I would disagree with that. In my online critique groups, the comments could run to pages, even for one chapter. The whole idea of having the group was to have detailed critiques, rather than the "I liked that" comments that most of us received elsewhere.
Fair enough. To be honest, my real opinion is that a critique is an opinion and an edit is a correction. But I think that would get shot down even more!
I get your point but I can't resist being a smartass... what if you have a doctorate in economics? You'd still be a fraud but you WOULD be a doctor. One definition of a doctor is someone that has earned the highest level of formal tertiary education.
Sorry, but that's a tautology. An actual editor has formal training and background because that's your definition of an actual editor. Anyone who makes editing their career is an actual editor. Check the definitions of actual. I'm a software engineer by profession. I even have a degree in it, but I was one long before I went back to school for the paper. Unlike a physician, neither a software engineer nor an editor requires a certification to be part of that profession. And to be clear, the certification has not been devised that can guarantee that the subject is more qualified than someone who does not possess that certification.

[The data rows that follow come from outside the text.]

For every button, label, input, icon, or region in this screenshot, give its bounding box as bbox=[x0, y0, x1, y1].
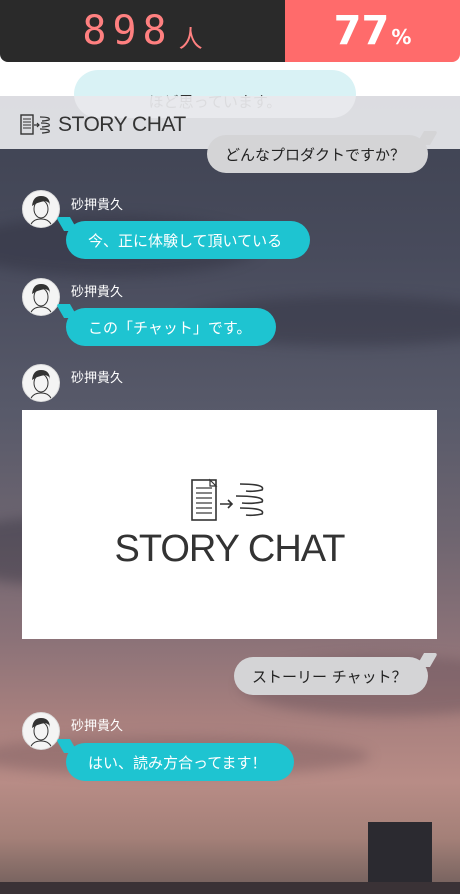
message-text: どんなプロダクトですか？ bbox=[225, 145, 406, 164]
person-avatar-icon bbox=[29, 370, 53, 401]
avatar bbox=[22, 190, 60, 228]
user-message-bubble: ストーリー チャット？ bbox=[234, 657, 428, 695]
bot-message-bubble: この「チャット」です。 bbox=[66, 308, 276, 346]
message-text: はい、読み方合ってます！ bbox=[88, 753, 267, 772]
app-logo-text: STORY CHAT bbox=[58, 113, 186, 136]
avatar bbox=[22, 712, 60, 750]
image-logo-text: STORY CHAT bbox=[114, 528, 345, 570]
sender-name: 砂押貴久 bbox=[71, 719, 124, 734]
person-avatar-icon bbox=[29, 284, 53, 315]
progress-percent-unit: % bbox=[391, 25, 412, 49]
sender-name: 砂押貴久 bbox=[71, 285, 124, 300]
message-text: この「チャット」です。 bbox=[88, 318, 252, 337]
message-text: 今、正に体験して頂いている bbox=[88, 231, 283, 250]
participant-count-value: 898 bbox=[82, 8, 173, 54]
story-chat-logo-icon bbox=[190, 478, 263, 521]
participant-count: 898 人 bbox=[0, 0, 285, 62]
stats-bar: 898 人 77 % bbox=[0, 0, 460, 62]
progress-percent-value: 77 bbox=[333, 8, 390, 54]
story-chat-logo-icon bbox=[20, 114, 50, 135]
avatar bbox=[22, 364, 60, 402]
app-logo[interactable]: STORY CHAT bbox=[20, 113, 186, 137]
bot-message-bubble: はい、読み方合ってます！ bbox=[66, 743, 294, 781]
bot-message-bubble: 今、正に体験して頂いている bbox=[66, 221, 310, 259]
message-text: ストーリー チャット？ bbox=[252, 667, 407, 686]
avatar bbox=[22, 278, 60, 316]
skyline-silhouette bbox=[0, 882, 460, 894]
person-avatar-icon bbox=[29, 196, 53, 227]
image-message-card[interactable]: STORY CHAT bbox=[22, 410, 437, 639]
progress-percent: 77 % bbox=[285, 0, 460, 62]
person-avatar-icon bbox=[29, 718, 53, 749]
sender-name: 砂押貴久 bbox=[71, 198, 124, 213]
participant-count-unit: 人 bbox=[178, 24, 203, 53]
sender-name: 砂押貴久 bbox=[71, 371, 124, 386]
user-message-bubble: どんなプロダクトですか？ bbox=[207, 135, 428, 173]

I think many of us may use critique and edit synonymously, but there really is a difference. A critique can give the writer an idea of what works and what does not work in a story and help a stalled story take off again. An edit should come when a story is close to ready for publication and help the writer polish up his or her prose.
Well, then we'd have to look at the definition of 'career', too. I'd say that if someone has made editing their career, by my definition of the word, they've made it the focus of their work for a significant portion of their life, gotten training in the field, made significant income in the field, etc. So, yeah, I'd call that person an editor. But not everyone who's calling themselves an editor has done any of that. ETA: And just to clarify... that's not really MY definition of 'career' - that's everyone's definition. I looked it up in three different dictionaries. Dictionary.com has a lovely first definition: "an occupation or profession, especially one requiring special training, followed as one's lifework" which includes shadowwalker's criteria quite nicely. So... where's the tautology, exactly?

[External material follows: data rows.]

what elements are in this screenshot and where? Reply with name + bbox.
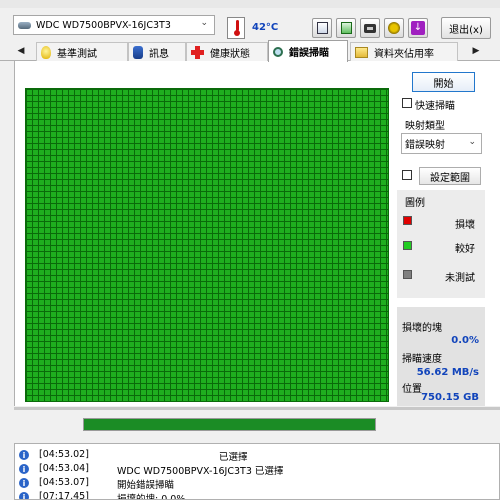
log-time: [04:53.02] (39, 449, 89, 460)
screenshot-button[interactable] (360, 18, 380, 38)
position-label: 位置 (402, 384, 422, 395)
info-person-icon (133, 45, 143, 59)
start-button[interactable]: 開始 (412, 72, 475, 92)
chevron-down-icon: ⌄ (200, 18, 208, 28)
tab-scroll-left-icon[interactable]: ◀ (14, 43, 28, 58)
damaged-blocks-label: 損壞的塊 (402, 323, 442, 334)
health-cross-icon (191, 45, 204, 59)
info-icon: i (19, 478, 29, 488)
temperature-value: 42°C (252, 22, 279, 33)
log-row: i [04:53.02] 已選擇 (19, 449, 499, 463)
download-arrow-icon: ↓ (411, 21, 425, 35)
log-row: i [04:53.04] WDC WD7500BPVX-16JC3T3 已選擇 (19, 463, 499, 477)
log-message: 損壞的塊: 0.0% (117, 494, 186, 500)
exit-button[interactable]: 退出(x) (441, 17, 491, 39)
tab-scroll-right-icon[interactable]: ▶ (469, 43, 483, 58)
scan-progress-fill (84, 419, 375, 430)
tab-error-scan[interactable]: 錯誤掃瞄 (268, 40, 348, 62)
thermometer-icon (227, 17, 245, 39)
log-time: [04:53.07] (39, 477, 89, 488)
legend-untested-label: 未測試 (445, 273, 475, 284)
splitter[interactable] (14, 407, 500, 410)
legend-panel: 圖例 損壞 較好 未測試 (397, 190, 485, 298)
damaged-blocks-value: 0.0% (451, 335, 479, 346)
camera-icon (364, 23, 376, 33)
map-type-select[interactable]: 錯誤映射 ⌄ (401, 133, 482, 154)
map-type-value: 錯誤映射 (405, 140, 445, 151)
position-value: 750.15 GB (421, 392, 479, 403)
legend-damaged-swatch (403, 216, 412, 225)
legend-good-swatch (403, 241, 412, 250)
log-time: [04:53.04] (39, 463, 89, 474)
log-message: 已選擇 (219, 452, 248, 463)
options-button[interactable] (384, 18, 404, 38)
tab-benchmark[interactable]: 基準測試 (36, 42, 128, 61)
copy-image-icon (340, 22, 352, 34)
tab-label: 基準測試 (57, 48, 97, 60)
device-dropdown[interactable]: WDC WD7500BPVX-16JC3T3 ⌄ (13, 15, 215, 35)
wrench-icon (388, 22, 400, 34)
set-range-checkbox[interactable] (402, 170, 412, 180)
tab-label: 訊息 (149, 48, 169, 60)
chevron-down-icon: ⌄ (468, 137, 476, 147)
tab-label: 健康狀態 (210, 48, 250, 60)
info-icon: i (19, 450, 29, 460)
copy-text-button[interactable] (312, 18, 332, 38)
tab-label: 錯誤掃瞄 (289, 48, 329, 59)
set-range-label: 設定範圍 (430, 172, 470, 184)
legend-good-label: 較好 (455, 244, 475, 255)
hard-disk-icon (18, 21, 31, 29)
log-list: i [04:53.02] 已選擇 i [04:53.04] WDC WD7500… (14, 443, 500, 500)
copy-image-button[interactable] (336, 18, 356, 38)
tab-bar: ◀ 基準測試 訊息 健康狀態 錯誤掃瞄 資料夾佔用率 ▶ (0, 40, 500, 62)
quick-scan-checkbox[interactable] (402, 98, 412, 108)
scan-stats-panel: 損壞的塊 0.0% 掃瞄速度 56.62 MB/s 位置 750.15 GB (397, 307, 485, 406)
legend-damaged-label: 損壞 (455, 220, 475, 231)
log-row: i [04:53.07] 開始錯誤掃瞄 (19, 477, 499, 491)
lightbulb-icon (41, 45, 51, 59)
info-icon: i (19, 492, 29, 499)
sector-map-grid (25, 88, 389, 402)
scan-speed-label: 掃瞄速度 (402, 354, 442, 365)
toolbar: WDC WD7500BPVX-16JC3T3 ⌄ 42°C ↓ 退出(x) (0, 8, 500, 40)
scan-progress-bar (83, 418, 376, 431)
copy-text-icon (316, 22, 328, 34)
tab-folder-usage[interactable]: 資料夾佔用率 (350, 42, 458, 61)
folder-icon (355, 46, 368, 58)
device-name: WDC WD7500BPVX-16JC3T3 (36, 19, 171, 31)
tab-info[interactable]: 訊息 (128, 42, 186, 61)
info-icon: i (19, 464, 29, 474)
map-type-label: 映射類型 (405, 121, 445, 132)
log-time: [07:17.45] (39, 491, 89, 500)
log-message: 開始錯誤掃瞄 (117, 480, 175, 491)
log-message: WDC WD7500BPVX-16JC3T3 已選擇 (117, 466, 284, 477)
legend-untested-swatch (403, 270, 412, 279)
legend-title: 圖例 (405, 198, 425, 209)
magnifier-icon (273, 46, 283, 57)
log-row: i [07:17.45] 損壞的塊: 0.0% (19, 491, 499, 500)
tab-label: 資料夾佔用率 (374, 48, 434, 60)
menu-bar (0, 0, 500, 8)
set-range-button[interactable]: 設定範圍 (419, 167, 481, 185)
tab-health[interactable]: 健康狀態 (186, 42, 268, 61)
scan-speed-value: 56.62 MB/s (416, 367, 479, 378)
quick-scan-label: 快速掃瞄 (415, 101, 455, 112)
download-button[interactable]: ↓ (408, 18, 428, 38)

I think that "editor" can have a pretty broad spectrum of definitions. My impresson is that one's editor at a newspaper, for example, does whatever he darn well pleases with a story. My impression is that a book editor at a publisher expresses concerns and points out problems, maybe at a very detailed level, but leaves it to the writer to fix those issues. I think(? I could be wrong) that a copy editor focuses on the very fine SPAG detail without opinionating about the overall piece. So I think that I would distinguish between a critiquer and an editor in terms of their responsibility for the piece. Someone who critiques can provide that critique and speed off into the sunset. An editor, I feel, sticks around until their part of the job is done. However, largely contrary to the above, when I'm reviewing in the Review Room, my definitions are: Critique: Telling the person what's wrong. Edit: Telling them how they should fix it.
If one hasn't the training and background, they are not going to make a career of editing. A career as a scam artist, perhaps, but not as an editor.
I think there's an element of authority to editing. Whether it's b/c the editor is employed by your publisher or is an expert in the field, I think a wise author pays very close attention to an editor's comments and should think long and hard before dismissing them. A critique, on the other hand, doesn't have that same kind of authority, to me. I mean, as a courtesy, if one offers something for critique one should pay attention to the comments, since somebody did you a favour by spending time looking at your work. But I don't think critiques have any real authority, and an author should feel free to take or leave any ideas offered.